Cette recension a été publiée dans le numéro de printemps 2021 de Politique étrangère (n° 1/2021). Morgan Paglia propose une analyse de l’ouvrage de Marie-Hélène Labbé, La quête nucléaire de l’Iran (Sorbonne Université Presses, 2020, 160 pages).

Auteur d’une série de travaux sur la prolifération nucléaire, Marie-Hélène Labbé, visiting fellow à l’université de Durham au Royaume-Uni, signe ici un nouvel ouvrage consacré au programme nucléaire iranien.

Sa première partie évoque les origines de la quête nucléaire de Téhéran, notamment les ambitions du programme civil développé pendant l’ère du shah et le basculement sur un programme militaire après l’établissement de la République islamique. Arme de prestige et de sécurité, l’atome est l’outil qui répond le mieux au complexe d’encerclement iranien alimenté par les bouleversements géopolitiques de l’histoire récente du Moyen-Orient : la guerre Irak-Iran, les multiples interventions occidentales dans les pays limitrophes, et les rivalités avec les puissances du Moyen-Orient.

Les étapes de l’émergence du programme militaire n’ont pu être reconstituées qu’après 2002 – date de révélation de son existence par un groupe d’opposition iranien. Techniquement, c’est grâce à l’aide pakistanaise et au réseau d’Abdul Qader Khan, à pied d’œuvre à la fin des années 1980, que le pays lança les premières centrifugeuses nécessaires à l’enrichissement de l’uranium. Le soutien d’un autre pays allié, la Corée de Nord, partenaire indéfectible de Téhéran pendant le conflit contre l’Irak, permit dans les années 1990 de développer les premiers missiles balistiques, et notamment une version nationale des No Dong nord-coréens – rebaptisés Shahab – affichant une portée de 1 300 kilomètres. Les premières bases du programme étaient posées.
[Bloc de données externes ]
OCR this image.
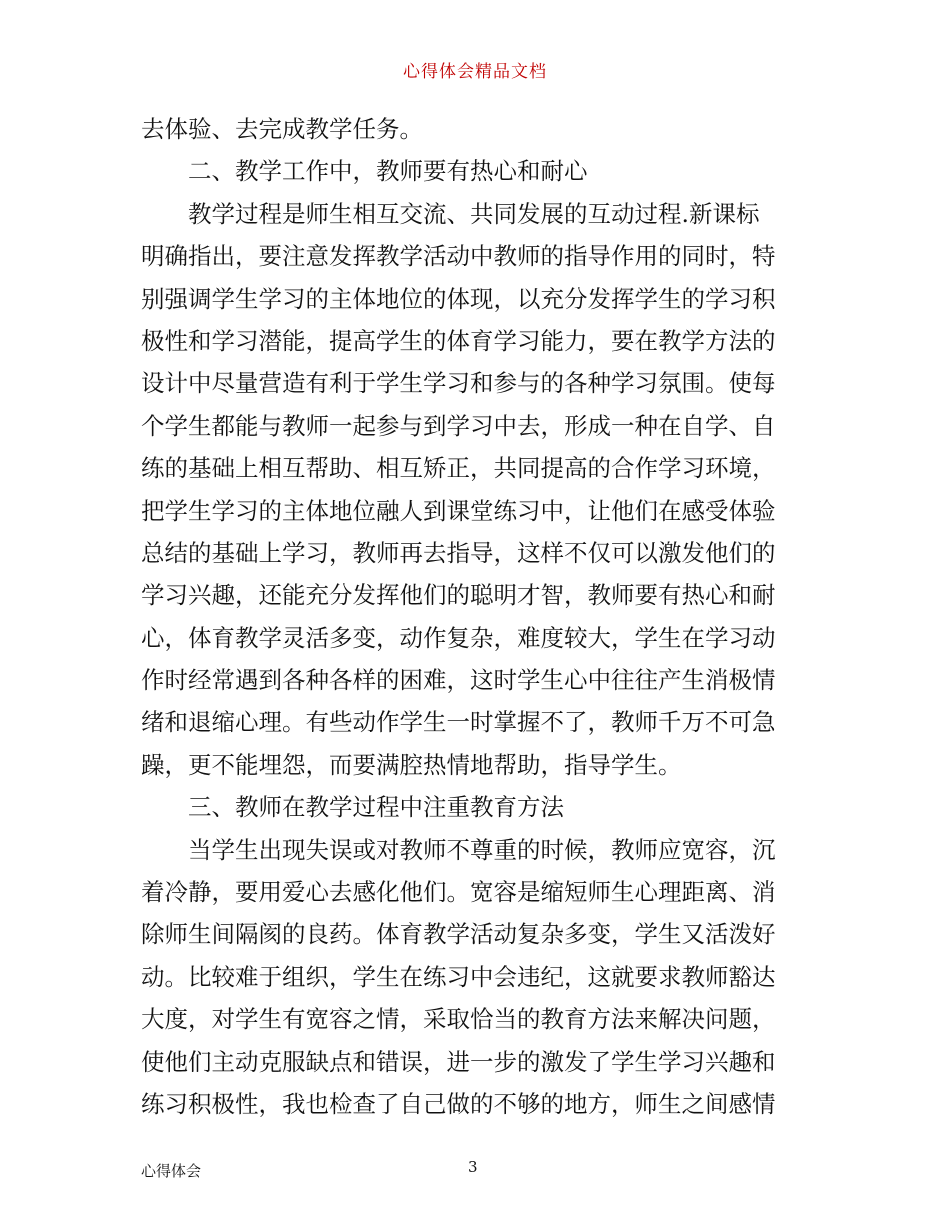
心得体会精品文档
去体验、去完成教学任务。
二、教学工作中，教师要有热心和耐心
教学过程是师生相互交流、共同发展的互动过程.新课标
明确指出，要注意发挥教学活动中教师的指导作用的同时，特
别强调学生学习的主体地位的体现，以充分发挥学生的学习积
极性和学习潜能，提高学生的体育学习能力，要在教学方法的
设计中尽量营造有利于学生学习和参与的各种学习氛围。使每
个学生都能与教师一起参与到学习中去，形成一种在自学、自
练的基础上相互帮助、相互矫正，共同提高的合作学习环境，
把学生学习的主体地位融人到课堂练习中，让他们在感受体验
总结的基础上学习，教师再去指导，这样不仅可以激发他们的
学习兴趣，还能充分发挥他们的聪明才智，教师要有热心和耐
心，体育教学灵活多变，动作复杂，难度较大，学生在学习动
作时经常遇到各种各样的困难，这时学生心中往往产生消极情
绪和退缩心理。有些动作学生一时掌握不了，教师千万不可急
躁，更不能埋怨，而要满腔热情地帮助，指导学生。
三、教师在教学过程中注重教育方法
当学生出现失误或对教师不尊重的时候，教师应宽容，沉
着冷静，要用爱心去感化他们。宽容是缩短师生心理距离、消
除师生间隔阂的良药。体育教学活动复杂多变，学生又活泼好
动。比较难于组织，学生在练习中会违纪，这就要求教师豁达
大度，对学生有宽容之情，采取恰当的教育方法来解决问题，
使他们主动克服缺点和错误，进一步的激发了学生学习兴趣和
练习积极性，我也检查了自己做的不够的地方，师生之间感情
心得体会	3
La seconde partie de l’ouvrage détaille le processus chaotique qui a opposé l’Iran à la communauté internationale, alternant phases d’imposition de sanctions et de reprise des négociations. Les espoirs ont culminé avec la signature de l’accord de Vienne le 14 juillet 2015, auquel l’auteur consacre de longs développements. Avant d’évoquer l’accord en lui-même, elle revient sur la négociation des points de blocage techniques abordés durant les 23 mois de tractation qui ont séparé la signature de l’accord préliminaire de Genève (24 novembre 2013) du Joint Comprehensive Plan of Action (JCPOA), concernant le rôle de l’Agence internationale de l’énergie atomique (AIEA), le régime de vérification de l’accord, ou encore l’agenda de levée des sanctions.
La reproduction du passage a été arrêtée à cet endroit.